One of the first bits of wisdom my father shared with me many years ago was that a small business needed “a strong three-legged stool” to support it. The three legs should consist of a strong attorney, a CPA and a business banker.
To save money, many startup entrepreneurs cut corners on legal work. With all the use of do-it-yourself legal websites, many entrepreneurs seem to be questioning whether they need a personal relationship with an attorney.
“Every business is different, and that is equally true for their legal needs,” said Chris Sloan, an attorney with the Nashville office of Baker, Donelson, Bearman, Caldwell & Berkowitz. “For the truly simple, small, mum-and- pop types of businesses, you may be OK with a do-it-yourself approach. But if you are expecting a lot of growth, or have partners, an off-the-shelf approach is often a poor fit.”

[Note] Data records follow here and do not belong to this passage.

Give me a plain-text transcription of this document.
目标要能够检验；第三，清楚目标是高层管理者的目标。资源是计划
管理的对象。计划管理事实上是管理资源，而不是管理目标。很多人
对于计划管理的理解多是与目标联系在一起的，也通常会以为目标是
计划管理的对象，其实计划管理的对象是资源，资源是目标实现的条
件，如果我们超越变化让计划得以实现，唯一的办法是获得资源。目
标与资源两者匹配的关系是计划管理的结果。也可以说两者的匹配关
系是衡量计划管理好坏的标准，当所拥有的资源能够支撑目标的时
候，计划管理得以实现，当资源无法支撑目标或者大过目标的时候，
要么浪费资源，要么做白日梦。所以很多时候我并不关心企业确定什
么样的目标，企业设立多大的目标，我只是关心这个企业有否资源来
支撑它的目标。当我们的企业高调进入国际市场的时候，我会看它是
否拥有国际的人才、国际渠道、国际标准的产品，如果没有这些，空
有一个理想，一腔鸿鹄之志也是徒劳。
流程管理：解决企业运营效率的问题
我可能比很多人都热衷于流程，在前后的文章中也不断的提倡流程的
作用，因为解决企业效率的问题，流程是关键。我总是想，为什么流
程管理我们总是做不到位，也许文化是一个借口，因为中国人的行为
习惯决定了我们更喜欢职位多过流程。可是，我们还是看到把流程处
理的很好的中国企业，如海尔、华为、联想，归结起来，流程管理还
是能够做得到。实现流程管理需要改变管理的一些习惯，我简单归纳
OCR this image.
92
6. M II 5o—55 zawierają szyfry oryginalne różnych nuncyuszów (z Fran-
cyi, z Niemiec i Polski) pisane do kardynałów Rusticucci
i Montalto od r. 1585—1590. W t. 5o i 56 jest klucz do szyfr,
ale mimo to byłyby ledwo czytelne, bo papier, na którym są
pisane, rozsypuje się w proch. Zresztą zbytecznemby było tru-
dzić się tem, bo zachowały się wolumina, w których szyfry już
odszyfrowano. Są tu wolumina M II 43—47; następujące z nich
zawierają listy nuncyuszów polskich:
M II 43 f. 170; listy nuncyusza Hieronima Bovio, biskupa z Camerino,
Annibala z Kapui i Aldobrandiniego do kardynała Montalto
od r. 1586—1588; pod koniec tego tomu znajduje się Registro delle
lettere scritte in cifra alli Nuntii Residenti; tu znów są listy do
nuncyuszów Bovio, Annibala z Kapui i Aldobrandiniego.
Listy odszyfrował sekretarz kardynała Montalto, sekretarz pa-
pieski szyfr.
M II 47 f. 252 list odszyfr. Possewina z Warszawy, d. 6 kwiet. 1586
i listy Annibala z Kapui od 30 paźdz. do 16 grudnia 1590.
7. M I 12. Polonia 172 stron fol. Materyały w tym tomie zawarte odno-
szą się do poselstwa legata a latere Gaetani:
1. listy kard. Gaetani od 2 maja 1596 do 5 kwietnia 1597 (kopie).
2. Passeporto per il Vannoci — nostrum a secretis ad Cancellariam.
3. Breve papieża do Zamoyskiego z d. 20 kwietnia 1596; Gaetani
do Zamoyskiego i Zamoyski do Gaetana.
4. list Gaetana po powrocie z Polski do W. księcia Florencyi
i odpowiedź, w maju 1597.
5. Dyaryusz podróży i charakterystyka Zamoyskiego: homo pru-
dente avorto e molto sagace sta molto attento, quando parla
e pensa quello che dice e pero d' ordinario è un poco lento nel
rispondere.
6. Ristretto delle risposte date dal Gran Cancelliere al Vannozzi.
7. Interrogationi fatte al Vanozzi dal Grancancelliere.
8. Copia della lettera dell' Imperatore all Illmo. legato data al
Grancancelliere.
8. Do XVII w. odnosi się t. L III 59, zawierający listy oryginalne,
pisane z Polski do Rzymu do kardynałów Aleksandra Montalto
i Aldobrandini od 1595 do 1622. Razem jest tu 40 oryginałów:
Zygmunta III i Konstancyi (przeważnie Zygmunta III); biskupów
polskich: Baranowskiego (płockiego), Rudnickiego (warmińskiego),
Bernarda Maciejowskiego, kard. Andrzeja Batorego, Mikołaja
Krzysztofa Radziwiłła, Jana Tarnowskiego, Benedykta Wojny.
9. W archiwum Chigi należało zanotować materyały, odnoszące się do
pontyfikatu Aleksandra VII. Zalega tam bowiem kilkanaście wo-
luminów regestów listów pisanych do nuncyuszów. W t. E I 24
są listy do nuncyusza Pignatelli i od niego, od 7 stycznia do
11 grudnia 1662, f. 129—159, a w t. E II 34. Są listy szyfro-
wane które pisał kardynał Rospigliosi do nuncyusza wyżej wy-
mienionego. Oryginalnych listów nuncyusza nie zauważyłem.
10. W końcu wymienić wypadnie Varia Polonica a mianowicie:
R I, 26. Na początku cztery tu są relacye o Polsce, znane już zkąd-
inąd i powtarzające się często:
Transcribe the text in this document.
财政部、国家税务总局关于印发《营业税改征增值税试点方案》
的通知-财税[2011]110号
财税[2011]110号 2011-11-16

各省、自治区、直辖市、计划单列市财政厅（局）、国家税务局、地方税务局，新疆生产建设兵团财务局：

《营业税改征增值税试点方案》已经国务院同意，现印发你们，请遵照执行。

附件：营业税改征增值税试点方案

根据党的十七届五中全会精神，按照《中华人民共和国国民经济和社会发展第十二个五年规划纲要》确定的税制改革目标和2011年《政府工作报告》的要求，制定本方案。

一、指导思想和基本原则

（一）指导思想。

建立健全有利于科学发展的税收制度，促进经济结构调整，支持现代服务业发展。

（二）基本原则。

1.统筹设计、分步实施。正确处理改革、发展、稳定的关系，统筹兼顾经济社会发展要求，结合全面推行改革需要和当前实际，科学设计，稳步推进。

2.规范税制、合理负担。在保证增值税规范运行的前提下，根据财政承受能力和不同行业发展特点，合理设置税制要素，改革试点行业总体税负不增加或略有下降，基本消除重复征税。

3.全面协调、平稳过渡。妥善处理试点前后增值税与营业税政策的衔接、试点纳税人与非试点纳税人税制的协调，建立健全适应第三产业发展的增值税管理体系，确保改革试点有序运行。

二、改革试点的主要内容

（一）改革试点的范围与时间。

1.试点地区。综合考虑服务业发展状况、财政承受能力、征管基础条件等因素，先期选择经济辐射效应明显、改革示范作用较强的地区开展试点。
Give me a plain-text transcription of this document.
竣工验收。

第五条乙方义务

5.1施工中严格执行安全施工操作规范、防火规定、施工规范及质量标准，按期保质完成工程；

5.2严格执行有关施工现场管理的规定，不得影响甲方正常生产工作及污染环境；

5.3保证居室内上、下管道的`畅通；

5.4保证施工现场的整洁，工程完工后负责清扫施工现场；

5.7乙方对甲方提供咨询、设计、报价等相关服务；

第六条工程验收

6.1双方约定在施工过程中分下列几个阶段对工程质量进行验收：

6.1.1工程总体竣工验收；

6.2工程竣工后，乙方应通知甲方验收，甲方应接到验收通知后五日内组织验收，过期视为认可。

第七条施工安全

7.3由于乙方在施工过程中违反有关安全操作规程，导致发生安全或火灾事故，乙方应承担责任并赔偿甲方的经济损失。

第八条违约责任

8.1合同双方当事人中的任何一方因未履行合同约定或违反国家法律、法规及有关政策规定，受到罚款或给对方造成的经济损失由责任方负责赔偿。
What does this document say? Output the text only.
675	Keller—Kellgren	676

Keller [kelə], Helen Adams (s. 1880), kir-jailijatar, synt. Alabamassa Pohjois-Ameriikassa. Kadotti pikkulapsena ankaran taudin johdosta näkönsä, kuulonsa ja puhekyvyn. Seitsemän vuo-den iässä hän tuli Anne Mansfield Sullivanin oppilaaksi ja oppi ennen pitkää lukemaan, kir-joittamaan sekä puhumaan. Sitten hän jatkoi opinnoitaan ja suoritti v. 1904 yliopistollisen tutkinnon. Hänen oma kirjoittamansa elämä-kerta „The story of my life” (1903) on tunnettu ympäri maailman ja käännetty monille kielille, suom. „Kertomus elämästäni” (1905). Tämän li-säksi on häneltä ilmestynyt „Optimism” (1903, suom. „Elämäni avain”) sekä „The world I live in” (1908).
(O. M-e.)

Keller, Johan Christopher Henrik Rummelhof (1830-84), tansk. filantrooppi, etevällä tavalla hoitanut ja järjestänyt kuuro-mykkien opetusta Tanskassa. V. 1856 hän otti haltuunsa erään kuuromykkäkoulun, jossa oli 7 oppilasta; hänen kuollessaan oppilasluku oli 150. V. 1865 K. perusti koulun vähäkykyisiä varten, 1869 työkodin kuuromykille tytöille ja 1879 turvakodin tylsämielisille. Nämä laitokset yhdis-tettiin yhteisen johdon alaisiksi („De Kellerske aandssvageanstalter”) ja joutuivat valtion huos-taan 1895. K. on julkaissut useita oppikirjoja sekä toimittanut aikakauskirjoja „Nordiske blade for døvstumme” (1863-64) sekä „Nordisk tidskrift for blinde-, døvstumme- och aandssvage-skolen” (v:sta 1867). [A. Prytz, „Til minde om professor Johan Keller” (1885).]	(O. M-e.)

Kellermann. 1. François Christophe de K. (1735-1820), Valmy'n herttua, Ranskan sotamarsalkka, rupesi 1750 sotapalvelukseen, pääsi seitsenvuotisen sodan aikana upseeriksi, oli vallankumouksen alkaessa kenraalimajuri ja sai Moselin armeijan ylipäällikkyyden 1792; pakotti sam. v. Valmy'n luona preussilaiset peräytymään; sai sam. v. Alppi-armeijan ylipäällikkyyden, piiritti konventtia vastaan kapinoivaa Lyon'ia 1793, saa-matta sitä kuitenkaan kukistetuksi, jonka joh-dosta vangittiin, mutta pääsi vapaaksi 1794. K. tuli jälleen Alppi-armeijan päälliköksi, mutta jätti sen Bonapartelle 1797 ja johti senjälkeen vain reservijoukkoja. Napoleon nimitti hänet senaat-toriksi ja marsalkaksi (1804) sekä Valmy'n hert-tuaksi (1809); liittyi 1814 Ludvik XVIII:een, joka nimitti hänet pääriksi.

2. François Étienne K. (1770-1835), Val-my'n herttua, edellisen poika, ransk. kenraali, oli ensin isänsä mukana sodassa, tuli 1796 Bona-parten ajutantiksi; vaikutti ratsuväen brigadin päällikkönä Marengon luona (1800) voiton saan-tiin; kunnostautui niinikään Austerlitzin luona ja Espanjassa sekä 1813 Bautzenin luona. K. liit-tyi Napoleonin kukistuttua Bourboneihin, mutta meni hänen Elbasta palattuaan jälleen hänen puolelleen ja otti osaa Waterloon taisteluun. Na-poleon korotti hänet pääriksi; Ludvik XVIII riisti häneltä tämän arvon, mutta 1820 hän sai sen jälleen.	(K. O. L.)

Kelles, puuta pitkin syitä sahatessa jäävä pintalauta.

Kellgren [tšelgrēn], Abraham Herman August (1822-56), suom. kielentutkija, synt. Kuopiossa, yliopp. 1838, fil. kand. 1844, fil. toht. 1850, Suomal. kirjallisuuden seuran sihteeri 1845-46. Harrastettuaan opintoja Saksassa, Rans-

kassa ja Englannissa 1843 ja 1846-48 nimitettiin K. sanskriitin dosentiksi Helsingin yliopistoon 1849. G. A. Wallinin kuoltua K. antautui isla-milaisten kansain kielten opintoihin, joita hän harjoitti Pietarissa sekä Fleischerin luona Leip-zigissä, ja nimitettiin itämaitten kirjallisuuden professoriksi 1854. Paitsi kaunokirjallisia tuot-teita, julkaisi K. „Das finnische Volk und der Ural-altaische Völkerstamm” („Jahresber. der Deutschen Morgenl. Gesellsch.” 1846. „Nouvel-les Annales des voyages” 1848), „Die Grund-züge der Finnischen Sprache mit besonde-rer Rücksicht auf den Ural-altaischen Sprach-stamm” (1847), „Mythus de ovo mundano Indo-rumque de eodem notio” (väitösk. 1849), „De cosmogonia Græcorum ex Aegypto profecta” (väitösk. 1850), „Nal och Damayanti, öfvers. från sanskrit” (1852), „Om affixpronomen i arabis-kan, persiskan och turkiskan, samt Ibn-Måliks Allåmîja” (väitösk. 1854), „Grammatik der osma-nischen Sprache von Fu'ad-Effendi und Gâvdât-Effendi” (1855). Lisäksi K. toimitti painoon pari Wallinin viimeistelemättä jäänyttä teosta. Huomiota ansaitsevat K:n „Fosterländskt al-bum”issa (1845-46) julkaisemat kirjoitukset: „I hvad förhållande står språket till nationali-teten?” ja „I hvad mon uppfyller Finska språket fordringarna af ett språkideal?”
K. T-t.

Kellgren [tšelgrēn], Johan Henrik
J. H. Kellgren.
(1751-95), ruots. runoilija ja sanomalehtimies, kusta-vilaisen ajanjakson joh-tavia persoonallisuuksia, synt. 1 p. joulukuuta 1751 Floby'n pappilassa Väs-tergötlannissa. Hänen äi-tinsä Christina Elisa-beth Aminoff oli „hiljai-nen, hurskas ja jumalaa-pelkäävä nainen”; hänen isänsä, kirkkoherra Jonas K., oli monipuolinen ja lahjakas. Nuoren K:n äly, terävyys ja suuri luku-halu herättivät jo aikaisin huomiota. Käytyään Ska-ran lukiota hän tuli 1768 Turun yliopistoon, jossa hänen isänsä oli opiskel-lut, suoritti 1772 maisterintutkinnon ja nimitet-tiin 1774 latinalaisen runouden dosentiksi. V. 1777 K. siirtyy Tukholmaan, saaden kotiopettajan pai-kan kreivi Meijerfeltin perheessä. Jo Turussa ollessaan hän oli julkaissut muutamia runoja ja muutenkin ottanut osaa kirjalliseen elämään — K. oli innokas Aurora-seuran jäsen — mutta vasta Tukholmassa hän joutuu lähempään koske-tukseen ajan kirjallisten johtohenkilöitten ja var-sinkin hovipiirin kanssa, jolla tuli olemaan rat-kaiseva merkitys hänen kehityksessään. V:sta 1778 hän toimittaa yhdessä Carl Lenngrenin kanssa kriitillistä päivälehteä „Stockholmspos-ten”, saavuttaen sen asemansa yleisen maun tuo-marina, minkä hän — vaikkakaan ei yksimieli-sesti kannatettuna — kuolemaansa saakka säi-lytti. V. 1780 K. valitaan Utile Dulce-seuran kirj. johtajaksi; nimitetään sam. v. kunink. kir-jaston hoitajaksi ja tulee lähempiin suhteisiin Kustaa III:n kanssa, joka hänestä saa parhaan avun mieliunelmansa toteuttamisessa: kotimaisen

I tell entrepreneurs that when it comes to partnership/shareholder agreements, you can pay your attorney now or pay him a lot more later.
“There’s a reason why we call partnership disputes ‘business divorces,’ ” Sloan said. “They can be just about as nasty and emotional at times.
“The best way to avoid that is with an agreement that addresses issues like decision-making, dispute resolution, what happens if someone dies or wants to leave, and how and when to shut or sell the business.
“With a good agreement, you accomplish two things. First, you avoid a dispute down the road, and second, you have a chance to preserve the personal relationships.”
Shape the issues
“First, find a business lawyer,” Sloan said. “Many lawyers cannot think outside of the law school approach of spotting every issue and addressing it. Those are not business lawyers.
“A good lawyer also has the heart of a teacher; they should be able to explain things in a way that the client can understand them and feels comfortable. How they do this also gives you a good indication of how they will write, how they will negotiate and how they will interact with another party.
“Lastly, remember that lawyers are like doctors; there are many different areas of expertise. Just like you wouldn’t go to an internist for open heart surgery, you shouldn’t go to a public securities lawyer or a litigator for startup work.”
One attorney with whom I worked in my business past used to say that he wanted me to first shape the issues we were working on for him from a business perspective, and then he’d do the lawyering.
Sloan agreed with this advice.
“My job isn’t to say, ‘Do this. Don’t do that.’ It’s for you to tell me your business objective, and for me to advise you on the different ways to accomplish it and the risks associated with each one.”
A strong legal foundation is one of the three legs of the stool supporting a small business. My subsequent columns will examine the other two legs of the stool.